Did Franz Kafka have a son?
Before you begin reading Curt Leviant’s latest novel, Kafka’s Son (Dzanc Books, 2016), you are confronted with a curious bit of information. There are a dozen quotes from French reviews before the title page. Why? Because the book first appeared in French translation a few years ago before its publication earlier this year in the original English, and garnered incredible reviews. One reviewer on French national TV called Kafka’s Son “a work of genius.”
Kafka’s Son is a roller-coaster ride of a novel that is a mystery, travelogue, love story, literary analysis (Metamorphosis as comedy) and, most important, a challenge to our sense of historical timelines.
As our narrator meets one memorable character after another, the action rushes forward until the last page, which will astonish and surprise the narrator and delight the reader.
The big question is, did Franz Kafka have a son?
Leviant opens the novel with no fewer than seven beginnings, and concludes with an equal number of endings.
Beginning #1 is a nod to Herman Melville and Moby Dick: “Call me Amschl. All right, so don’t call me Amschl. Nobody does anyway. Except when I’m called up to the Torah by my Hebrew name: Amschl ben Moshe.” He is our narrator.
Beginning #2 tells readers they are entering a world where imagination and suspension of disbelief will launch them on a great adventure: “This is a true story. True story!? Humbug…. Either a narrative is true or it’s a story. It cannot be both. Period. End of story.”
Let me unfold the plot just enough to get you started. Giving you too many details will spoil the fun. You will want to be puzzled, startled and enlightened as you travel along with our questing narrator.

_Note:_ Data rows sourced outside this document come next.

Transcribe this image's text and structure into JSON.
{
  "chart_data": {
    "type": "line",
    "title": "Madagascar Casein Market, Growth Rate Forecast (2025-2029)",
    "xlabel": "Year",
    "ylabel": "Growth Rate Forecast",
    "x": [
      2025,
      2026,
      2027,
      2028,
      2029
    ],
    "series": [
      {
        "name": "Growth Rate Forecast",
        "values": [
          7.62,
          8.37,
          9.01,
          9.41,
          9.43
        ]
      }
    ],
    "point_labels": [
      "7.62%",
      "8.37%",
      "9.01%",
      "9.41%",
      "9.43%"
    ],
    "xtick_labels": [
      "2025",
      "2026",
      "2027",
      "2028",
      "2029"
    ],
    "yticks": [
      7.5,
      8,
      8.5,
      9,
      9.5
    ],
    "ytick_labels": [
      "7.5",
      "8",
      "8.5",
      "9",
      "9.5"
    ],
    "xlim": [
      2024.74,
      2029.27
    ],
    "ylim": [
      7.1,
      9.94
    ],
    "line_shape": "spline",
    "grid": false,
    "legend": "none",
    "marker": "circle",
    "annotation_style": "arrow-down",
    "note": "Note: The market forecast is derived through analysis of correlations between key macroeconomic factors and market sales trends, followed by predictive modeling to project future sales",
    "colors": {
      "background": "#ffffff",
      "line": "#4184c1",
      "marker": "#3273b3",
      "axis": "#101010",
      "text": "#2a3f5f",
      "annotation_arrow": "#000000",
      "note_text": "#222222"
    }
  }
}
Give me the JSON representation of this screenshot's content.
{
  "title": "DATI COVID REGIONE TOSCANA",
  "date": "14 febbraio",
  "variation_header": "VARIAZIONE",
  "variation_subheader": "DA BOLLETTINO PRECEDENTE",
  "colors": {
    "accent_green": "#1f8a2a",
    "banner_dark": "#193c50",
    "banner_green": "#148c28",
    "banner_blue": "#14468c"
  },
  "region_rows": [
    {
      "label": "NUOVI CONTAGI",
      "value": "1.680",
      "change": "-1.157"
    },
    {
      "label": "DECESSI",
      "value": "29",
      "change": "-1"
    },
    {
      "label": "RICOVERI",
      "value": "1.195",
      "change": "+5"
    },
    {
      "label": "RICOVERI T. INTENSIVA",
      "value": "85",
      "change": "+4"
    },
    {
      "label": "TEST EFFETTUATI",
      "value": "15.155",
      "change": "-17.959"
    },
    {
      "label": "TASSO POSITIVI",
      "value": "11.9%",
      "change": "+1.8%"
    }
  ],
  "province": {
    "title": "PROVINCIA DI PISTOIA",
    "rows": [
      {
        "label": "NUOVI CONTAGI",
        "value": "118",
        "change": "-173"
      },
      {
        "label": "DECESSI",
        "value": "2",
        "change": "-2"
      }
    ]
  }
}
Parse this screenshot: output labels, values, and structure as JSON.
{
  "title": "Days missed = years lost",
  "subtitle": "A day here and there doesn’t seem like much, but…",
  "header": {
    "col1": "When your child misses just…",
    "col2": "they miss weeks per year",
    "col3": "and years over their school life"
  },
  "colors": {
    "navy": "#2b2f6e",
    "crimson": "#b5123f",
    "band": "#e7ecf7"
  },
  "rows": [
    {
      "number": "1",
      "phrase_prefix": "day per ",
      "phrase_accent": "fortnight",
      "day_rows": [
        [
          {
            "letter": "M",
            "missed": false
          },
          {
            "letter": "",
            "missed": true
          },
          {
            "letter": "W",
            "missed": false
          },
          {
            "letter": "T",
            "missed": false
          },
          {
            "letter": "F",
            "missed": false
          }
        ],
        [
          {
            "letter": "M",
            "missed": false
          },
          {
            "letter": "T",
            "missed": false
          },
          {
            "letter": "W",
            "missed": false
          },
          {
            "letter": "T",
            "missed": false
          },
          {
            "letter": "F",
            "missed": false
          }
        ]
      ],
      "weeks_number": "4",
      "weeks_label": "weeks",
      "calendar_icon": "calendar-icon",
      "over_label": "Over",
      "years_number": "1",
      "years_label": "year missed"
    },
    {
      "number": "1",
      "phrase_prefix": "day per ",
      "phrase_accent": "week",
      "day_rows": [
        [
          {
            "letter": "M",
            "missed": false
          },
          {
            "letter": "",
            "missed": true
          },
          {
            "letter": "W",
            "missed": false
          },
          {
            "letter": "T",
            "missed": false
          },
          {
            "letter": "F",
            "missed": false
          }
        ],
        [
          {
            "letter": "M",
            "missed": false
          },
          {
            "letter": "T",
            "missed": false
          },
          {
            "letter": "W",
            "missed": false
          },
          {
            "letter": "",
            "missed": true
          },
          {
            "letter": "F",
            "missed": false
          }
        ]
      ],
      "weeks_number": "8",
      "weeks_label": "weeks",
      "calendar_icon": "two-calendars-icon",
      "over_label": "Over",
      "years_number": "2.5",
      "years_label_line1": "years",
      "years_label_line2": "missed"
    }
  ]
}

Amschl, a documentary filmmaker, is prompted by an elderly Czech Jew he meets in Eldridge Street Synagogue in New York to go to Prague and make a film about the true history of his idol, Kafka.
Everything seems possible in Prague, a mystical city. With camera in hand, he visits the oldest synagogue, Altneuschul, where the legendary Golem is said to be asleep in the attic. Another character says he survived the German invasion in that same attic.
Amschl’s other encounters include a man with a “golem’s” face; the old beadle of the synagogue who insists there never was an attic; Katya, the beautiful girl in the blue beret who knows more than she tells our narrator, agrees to go to a concert with him and then disappears for a spell; a man who swears he is Kafka’s son and then he too disappears; and the enigmatic Mr. Klein, who does not disappear.
Mr. Klein becomes a companion, but raises additional questions. His very high energy level and obvious old age is puzzling. Katya reappears and leads our narrator to a synagogue not listed in the Jewish sites brochure, where he spots Mr. Klein praying quietly. The plaster lions guarding the holy ark leap off and come alive. Amschl is both frightened and frustrated because he does not have his camera to record this fantastic scene. Katya and Mr. Klein share knowing glances and a few words to add to the puzzle.
“The whole thing didn’t make sense” to Amschl but he plods on hoping to clear up one implausible “fact” after another. At one point, the absurdities pile up and he thinks, “It reminded me of what I learned in geometry, maybe algebra: multiply two negative numbers and you get a positive…. You add up two absurds and get one truth.”
The puzzle is compounded by the fact that all of these characters are breathing, rational, real people. Along with our narrator, you want to believe them. You will also note that most of them have a “K” beginning their first or last name.
The narrator keeps moving forward, looking for the breakthrough, and takes the reader, who becomes a willing partner on this whirlwind journey, to the startling ending I promised in my third paragraph.
Kafka’s Son is a superb novel that can be enjoyed on many levels. It keeps you guessing and turning pages to uncover the truth, and I agree with the French reviewer from Lire, a leading literary journal, who is unequivocal in his praise: “As to whether Kafka had an heir, the answer is obvious. His name is Curt Leviant.”
End of story!
Sidney Kessler, z”l, was a freelance writer in Glen Allen, Va. His articles appeared in the Wall Street Journal and the Richmond Times-Dispatch, among other publications.